Jesus’ righteousness is put to our account and we are righteous in God’s sight. He sees us just as if we had never sinned. From that point on you can pray effectively as a righteous man or woman. We also should daily ask God to search our heart for anything that may not be right with Him and make it right by confessing it as sin (1 John 1:9). This should be done at the beginning of our prayer time. We should also ask God to show us anything that might be wrong between us and any other person. If there is anything, we should do our best to make things right with them as well. This assures there is nothing standing in the way of our praying effectively.
Matthew 5:23-24 – “Therefore if you bring your gift to the altar, and there remember that your brother has something against you, leave your gift there before the altar, and go your way. First be reconciled to your brother, and then come and offer your gift.”

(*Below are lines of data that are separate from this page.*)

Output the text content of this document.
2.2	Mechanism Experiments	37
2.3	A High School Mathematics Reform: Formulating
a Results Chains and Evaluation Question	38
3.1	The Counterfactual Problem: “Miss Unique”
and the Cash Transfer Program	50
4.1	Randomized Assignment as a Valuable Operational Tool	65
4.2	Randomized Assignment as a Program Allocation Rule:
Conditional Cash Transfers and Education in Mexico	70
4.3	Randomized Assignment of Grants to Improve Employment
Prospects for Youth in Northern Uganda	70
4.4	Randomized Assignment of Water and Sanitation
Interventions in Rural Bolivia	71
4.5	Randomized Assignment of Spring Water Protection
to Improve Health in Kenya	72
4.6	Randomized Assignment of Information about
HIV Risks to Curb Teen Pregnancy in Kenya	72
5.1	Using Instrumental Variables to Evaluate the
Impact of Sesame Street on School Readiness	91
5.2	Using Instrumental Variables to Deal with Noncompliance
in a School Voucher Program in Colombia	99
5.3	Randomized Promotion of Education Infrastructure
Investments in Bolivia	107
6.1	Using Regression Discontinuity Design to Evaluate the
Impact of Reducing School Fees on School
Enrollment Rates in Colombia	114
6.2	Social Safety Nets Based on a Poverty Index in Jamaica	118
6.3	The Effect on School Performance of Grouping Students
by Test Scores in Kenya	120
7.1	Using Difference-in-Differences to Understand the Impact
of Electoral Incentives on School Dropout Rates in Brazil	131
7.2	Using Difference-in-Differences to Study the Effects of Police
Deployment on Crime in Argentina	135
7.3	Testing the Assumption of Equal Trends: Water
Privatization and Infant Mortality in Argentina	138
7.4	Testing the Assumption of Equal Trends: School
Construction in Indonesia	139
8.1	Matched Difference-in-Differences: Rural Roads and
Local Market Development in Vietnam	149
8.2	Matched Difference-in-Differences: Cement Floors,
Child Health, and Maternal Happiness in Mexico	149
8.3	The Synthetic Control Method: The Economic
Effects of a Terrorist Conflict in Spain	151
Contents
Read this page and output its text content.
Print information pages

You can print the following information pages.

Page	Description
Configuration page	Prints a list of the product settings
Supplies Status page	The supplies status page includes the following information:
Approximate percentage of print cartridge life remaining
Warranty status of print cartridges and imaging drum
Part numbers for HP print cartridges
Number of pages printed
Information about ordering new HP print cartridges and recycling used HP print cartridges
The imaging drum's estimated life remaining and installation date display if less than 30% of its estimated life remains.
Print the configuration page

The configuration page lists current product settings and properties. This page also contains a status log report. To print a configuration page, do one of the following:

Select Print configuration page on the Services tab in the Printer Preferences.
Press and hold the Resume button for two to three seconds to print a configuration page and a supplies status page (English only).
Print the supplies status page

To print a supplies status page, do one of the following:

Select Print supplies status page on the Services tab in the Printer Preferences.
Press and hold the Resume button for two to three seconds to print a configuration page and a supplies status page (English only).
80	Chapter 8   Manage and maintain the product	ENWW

If anyone has done us wrong or offended us in anyway, we must forgive them. “Whenever you stand praying, if you have anything against anyone, forgive him” (Mark 11:25). “Moreover if your brother sins against you, go and tell him his fault between you and him alone. If he hears you, you have gained your brother” (Matthew 18:15).
Prayer: Lord, help us to pray in an effective way as Elijah did, so as to make an impact on this world and see lives changed for Your glory and not merely my personal interest. In Jesus name. Amen!